Bandish Bandits: Deft handling of a well-engineered plot

High class music and some brilliant performances make ‘Bandish Bandits’ a must-watch

By   |  Published: 9th Sep 2020  6:53 pm

‘Praise is very hazardous to an artist’, Naseer says in the course of the serial: Bandish Bandits. Praise, yet, must be placed at the door step of director Anand Tiwari for his good 9-part series that takes on a conducted tour of Classical Hindustani music. It makes for compelling viewing. It also ensures some top-class performances and deals at one level with clash of egos and at another how important it is to be true to oneself to excel in any art form.

The series has Pandit Radhemohan Rathod (Naseeruddin Shah), the leading musician of the Rathod gharana, as the fulcrum. At his music school-cum-home is his son Devender (Rajesh Tailang), daughter-in-law Mohini (Sheeba Chaddha) and younger son Devender (Amit Mistry). The most important person is the grandson Radhe (Ritwik Bhowmik). Even as he trains under the strict tutelage of the grand master, he is attracted to Tamanna Sharma (Shreya Chaudhary) who, in contrast to the traditional Rathods, is not only into pop music with an ambition to perform alongside Queen Elizabeth but also in search of a magical voice for her pop album.

She and her corporate colleague Arghya (Kunaal Roy Kapur) are more interested in using the ‘f’ word. Radhe and Tamanna meet, and what initially (not surprisingly!) starts with ridicule matures into a physical attraction between the lead pair.

While the start is impressive, the cast is introduced with precision. Not just the characters but their character too in a well-engineered script. Even as Naseer walks with ease into his character, there is a ‘Naseer moment’ in the second episode when he acknowledges a note rendered by his grandson. A few of the following episodes meander into romance. However, running parallelly is the learning of Thumri and the rendition of pop music. The challenge is for the singer to adjust to the nuances of the different genres.

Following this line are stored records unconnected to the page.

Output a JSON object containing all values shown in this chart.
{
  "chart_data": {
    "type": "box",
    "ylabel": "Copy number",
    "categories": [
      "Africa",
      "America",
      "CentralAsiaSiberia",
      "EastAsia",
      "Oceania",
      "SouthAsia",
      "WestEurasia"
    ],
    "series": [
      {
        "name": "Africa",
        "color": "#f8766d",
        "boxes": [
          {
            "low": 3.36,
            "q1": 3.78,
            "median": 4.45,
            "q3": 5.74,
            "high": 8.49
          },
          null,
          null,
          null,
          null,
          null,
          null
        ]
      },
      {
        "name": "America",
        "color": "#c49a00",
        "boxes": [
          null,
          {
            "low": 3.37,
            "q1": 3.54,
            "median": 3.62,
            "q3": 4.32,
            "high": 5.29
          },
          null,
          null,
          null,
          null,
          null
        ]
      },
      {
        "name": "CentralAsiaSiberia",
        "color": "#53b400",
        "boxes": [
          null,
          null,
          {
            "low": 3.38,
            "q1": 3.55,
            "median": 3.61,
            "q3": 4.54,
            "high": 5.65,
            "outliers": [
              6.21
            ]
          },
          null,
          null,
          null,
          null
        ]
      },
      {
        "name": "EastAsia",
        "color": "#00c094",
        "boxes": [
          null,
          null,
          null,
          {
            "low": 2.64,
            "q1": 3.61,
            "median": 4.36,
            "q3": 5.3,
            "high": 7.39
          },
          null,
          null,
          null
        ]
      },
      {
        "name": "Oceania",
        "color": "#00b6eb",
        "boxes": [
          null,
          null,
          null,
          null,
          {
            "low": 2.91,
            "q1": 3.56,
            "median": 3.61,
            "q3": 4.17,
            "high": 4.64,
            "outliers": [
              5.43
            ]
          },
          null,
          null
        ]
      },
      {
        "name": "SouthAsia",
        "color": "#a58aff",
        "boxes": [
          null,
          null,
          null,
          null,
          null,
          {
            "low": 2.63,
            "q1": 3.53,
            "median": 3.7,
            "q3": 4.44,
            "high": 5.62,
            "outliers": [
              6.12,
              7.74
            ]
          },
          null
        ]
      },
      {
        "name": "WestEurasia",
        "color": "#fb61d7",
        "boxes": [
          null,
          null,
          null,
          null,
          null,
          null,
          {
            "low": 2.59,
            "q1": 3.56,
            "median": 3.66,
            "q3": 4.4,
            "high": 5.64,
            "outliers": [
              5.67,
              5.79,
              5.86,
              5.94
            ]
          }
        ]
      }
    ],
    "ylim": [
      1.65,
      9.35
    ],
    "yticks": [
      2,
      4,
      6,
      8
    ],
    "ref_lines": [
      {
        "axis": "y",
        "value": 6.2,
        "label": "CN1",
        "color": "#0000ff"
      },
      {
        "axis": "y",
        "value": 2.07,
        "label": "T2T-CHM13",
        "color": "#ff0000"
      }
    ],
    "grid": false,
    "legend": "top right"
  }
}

It is in episode 4 that Atul Kulkarni as Digvijay Singh walks in claiming to be the heir apparent of the Bikaner gharana. This brings in the principle conflict that works its way to the climax. Also into the narrative is a streak of a love triangle between Radhe, Tamanna and Sandhya (Tridha Choudhary) who is engaged to Radhe. As a member of the royal family, she carries a certain clout.

There are certain interesting sub plots: the love triangle, how Radhe keeps his learning and success as a pop musician away from the knowledge of his Guru, the life of Digvijay, the strength of Mohini, the fractured relationship between Tamanna and her mom Avantika (Meghna Malik).

Even as the episodes 3-6 move with some contrived episodes, the director quickly reins in the horses, takes control. The final two episodes are well-narrated. The parallel takes of Tamanna and her mother on the one hand, Radhe and his mother on the other is a subtle and deft handling of woman in control. The climax too is not overstated or over-down. The director ensures that the “reality show” follows the known pattern and yet the finale is interesting.

Two aspects of the entire series call for special mention: music and performances. The performances swing from the brilliant to the very unsatisfactory. Shreya Chaudhary and Ritwik Bhowmik who fail to convert a once-in-a-lifetime opportunity. Steady performances from Amit Mistry, Rituraj Singh and Meghna Malik as Tamanna’s parents. Kunaal Roy is spirited. Tridha Choudhury in a cameo impresses. Special mention must be made of Rajesh Tailang as the failed singer but responsible father. He sure leaves an impact.

Naseeruddin Shah is predictably brilliant. No opportunity goes abegging. People in south India will recall JV Somayajulu in Shankarabharanam. Here comes another interpretation. Just as brilliant, if not arguably better. To me, the standout performance (partly because of the character) is Sheeba Chaddha as Mohini — reminiscent of Amita Kanwar in Buniyaad. As the silent yet powerful woman sold to tradition yet individualistic, she charters a special route for herself.

Music is the crux of the series. Unfortunately, the score is lacking in punch when Western music is played. From the introductory Bhairav to the Malhar, Basant Bahar, the Kesariya Balma, the Virah song in Marwa, Garaj Garaj Miya Ki Malhar, Bhim patas, Shankar-Ehsaan-Loy in one of the finest album in recent times.

You do not often get an opportunity to see a series with such high class music, brilliant performances (Naseer, Sheeba, Rajesh) and a focused director who keeps his compromises to the minimum and packages a final product worth revisiting. Bandish Bandits is a must see.